Security team owns base policy and sensitive domains
Application teams own their modules
Changes to sensitive domains require security review
Best of both approaches

SELinux Governance Best Practices

•Version control all policy — Store .te, .if, .fc files in git. Track customizations. Enable rollback.
•Require review for policy changes — Just like code review for security-relevant changes.
•Maintain a policy test suite — Automated tests that verify expected access and expected denials.
•Document policy decisions — Why was this access granted? Who approved it? When does it expire?
•Regular audits — Periodically review all custom policy modules. Are they still needed? Still appropriate?
•Training and enablement — Developers and operators need SELinux knowledge to work effectively.
•Incident response integration — Playbooks should include SELinux analysis for security incidents.
•Baseline enforcement — All production systems must be in enforcing mode. No exceptions without formal approval.

Change Management

SELinux policy changes should follow change management:

Request — What access is needed? Why? Who needs it?
Evaluate — Is this the least privilege solution?
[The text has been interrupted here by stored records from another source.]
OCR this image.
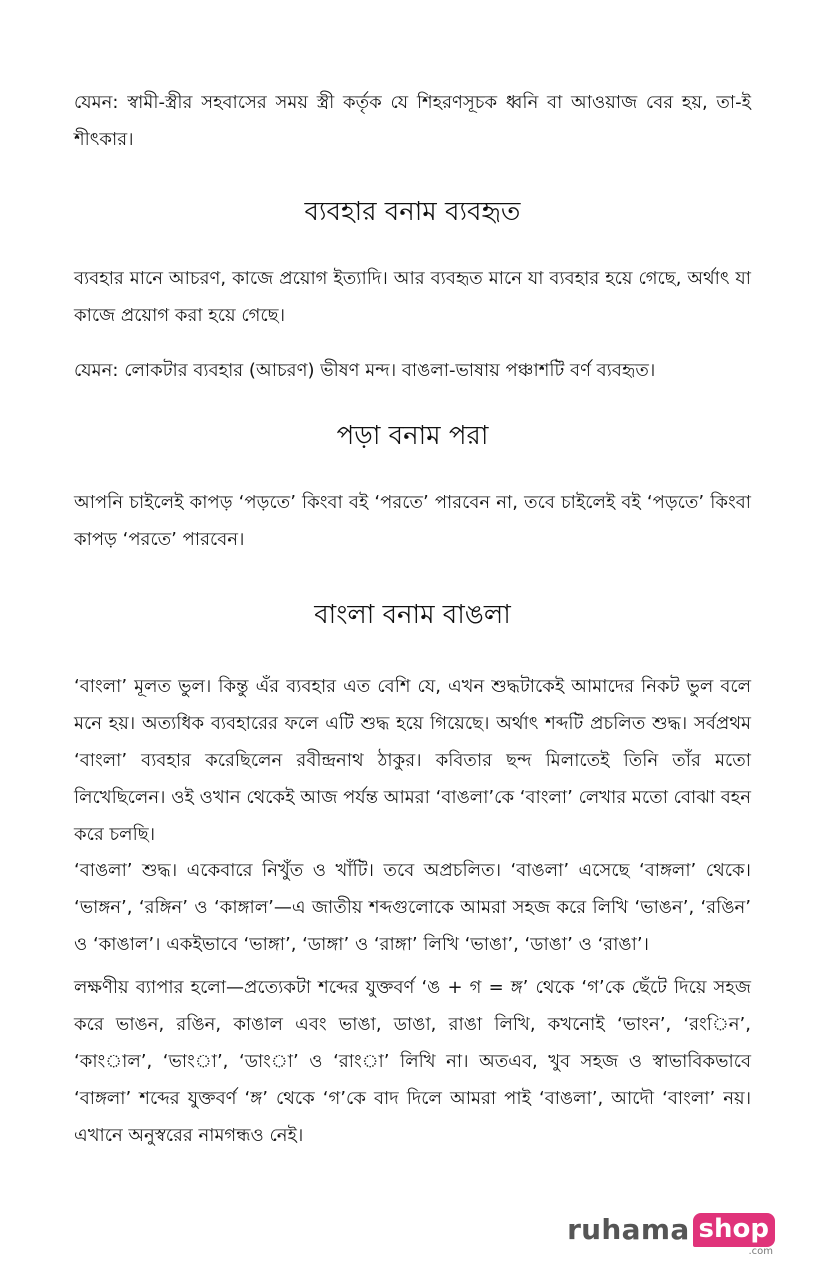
যেমন: স্বামী-স্ত্রীর সহবাসের সময় স্ত্রী কর্তৃক যে শিহরণসূচক ধ্বনি বা আওয়াজ বের হয়, তা-ই শীৎকার।

ব্যবহার বনাম ব্যবহৃত

ব্যবহার মানে আচরণ, কাজে প্রয়োগ ইত্যাদি। আর ব্যবহৃত মানে যা ব্যবহার হয়ে গেছে, অর্থাৎ যা কাজে প্রয়োগ করা হয়ে গেছে।

যেমন: লোকটার ব্যবহার (আচরণ) ভীষণ মন্দ। বাঙলা-ভাষায় পঞ্চাশটি বর্ণ ব্যবহৃত।

পড়া বনাম পরা

আপনি চাইলেই কাপড় ‘পড়তে’ কিংবা বই ‘পরতে’ পারবেন না, তবে চাইলেই বই ‘পড়তে’ কিংবা কাপড় ‘পরতে’ পারবেন।

বাংলা বনাম বাঙলা

‘বাংলা’ মূলত ভুল। কিন্তু এঁর ব্যবহার এত বেশি যে, এখন শুদ্ধটাকেই আমাদের নিকট ভুল বলে মনে হয়। অত্যধিক ব্যবহারের ফলে এটি শুদ্ধ হয়ে গিয়েছে। অর্থাৎ শব্দটি প্রচলিত শুদ্ধ। সর্বপ্রথম ‘বাংলা’ ব্যবহার করেছিলেন রবীন্দ্রনাথ ঠাকুর। কবিতার ছন্দ মিলাতেই তিনি তাঁর মতো লিখেছিলেন। ওই ওখান থেকেই আজ পর্যন্ত আমরা ‘বাঙলা’কে ‘বাংলা’ লেখার মতো বোঝা বহন করে চলছি।

‘বাঙলা’ শুদ্ধ। একেবারে নিখুঁত ও খাঁটি। তবে অপ্রচলিত। ‘বাঙলা’ এসেছে ‘বাঙ্গলা’ থেকে। ‘ভাঙ্গন’, ‘রঙ্গিন’ ও ‘কাঙ্গাল’—এ জাতীয় শব্দগুলোকে আমরা সহজ করে লিখি ‘ভাঙন’, ‘রঙিন’ ও ‘কাঙাল’। একইভাবে ‘ভাঙ্গা’, ‘ডাঙ্গা’ ও ‘রাঙ্গা’ লিখি ‘ভাঙা’, ‘ডাঙা’ ও ‘রাঙা’।

লক্ষণীয় ব্যাপার হলো—প্রত্যেকটা শব্দের যুক্তবর্ণ ‘ঙ + গ = ঙ্গ’ থেকে ‘গ’কে ছেঁটে দিয়ে সহজ করে ভাঙন, রঙিন, কাঙাল এবং ভাঙা, ডাঙা, রাঙা লিখি, কখনোই ‘ভাংন’, ‘রংিন’, ‘কাংাল’, ‘ভাংা’, ‘ডাংা’ ও ‘রাংা’ লিখি না। অতএব, খুব সহজ ও স্বাভাবিকভাবে ‘বাঙ্গলা’ শব্দের যুক্তবর্ণ ‘ঙ্গ’ থেকে ‘গ’কে বাদ দিলে আমরা পাই ‘বাঙলা’, আদৌ ‘বাংলা’ নয়। এখানে অনুস্বরের নামগন্ধও নেই।

ruhama shop
.com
Are there alternatives?
Implement — Create policy module or configuration
Test — Verify in non-production, both functionality and security
Review — Security team approval for significant changes
Deploy — Roll out with monitoring
Verify — Confirm functionality and appropriate denials
Document — Update documentation and runbooks

Build Security Culture

The biggest governance challenge is culture. If SELinux is seen as an obstacle, people will bypass it. Build a culture where SELinux is a partner: provide good tooling, fast response to legitimate needs, and education on its value.

Summary: Policy Management

We've covered the operational aspects of running SELinux in production. Let's consolidate the key insights:

Key Takeaways

•Systematic troubleshooting — Always check AVCs first; most issues are labeling (restorecon) or boolean (setsebool) fixes.
•Common patterns — Mobile files, non-standard paths, and missing booleans cause most SELinux issues.
•Local customizations persist — Priority-based module system keeps your changes through distribution updates.
•Automation integrates well — Ansible, Terraform, Kubernetes all have SELinux management capabilities.
•Monitor AVCs in production — Denials are security telemetry; alert on unexpected patterns and permissive mode.
•Overhead is minimal — 1-5% with 99%+ AVC cache hit rates; don't sacrifice security for marginal performance.
•Governance enables scale — Version control, review processes, and documentation make SELinux manageable across teams.
•Culture matters most — SELinux succeeds when seen as a partner, not an obstacle.

Module Complete:

You've completed the comprehensive SELinux module! From MAC fundamentals through policy structure, contexts and labels, type enforcement, to production policy management—you now have the deep understanding required to effectively deploy, manage, and troubleshoot SELinux on any Linux system.

Module Complete

You've mastered SELinux—from conceptual foundations to operational reality. You understand MAC principles, policy architecture, labeling, type enforcement, and production management. This knowledge positions you to implement defense-in-depth security on any Linux system.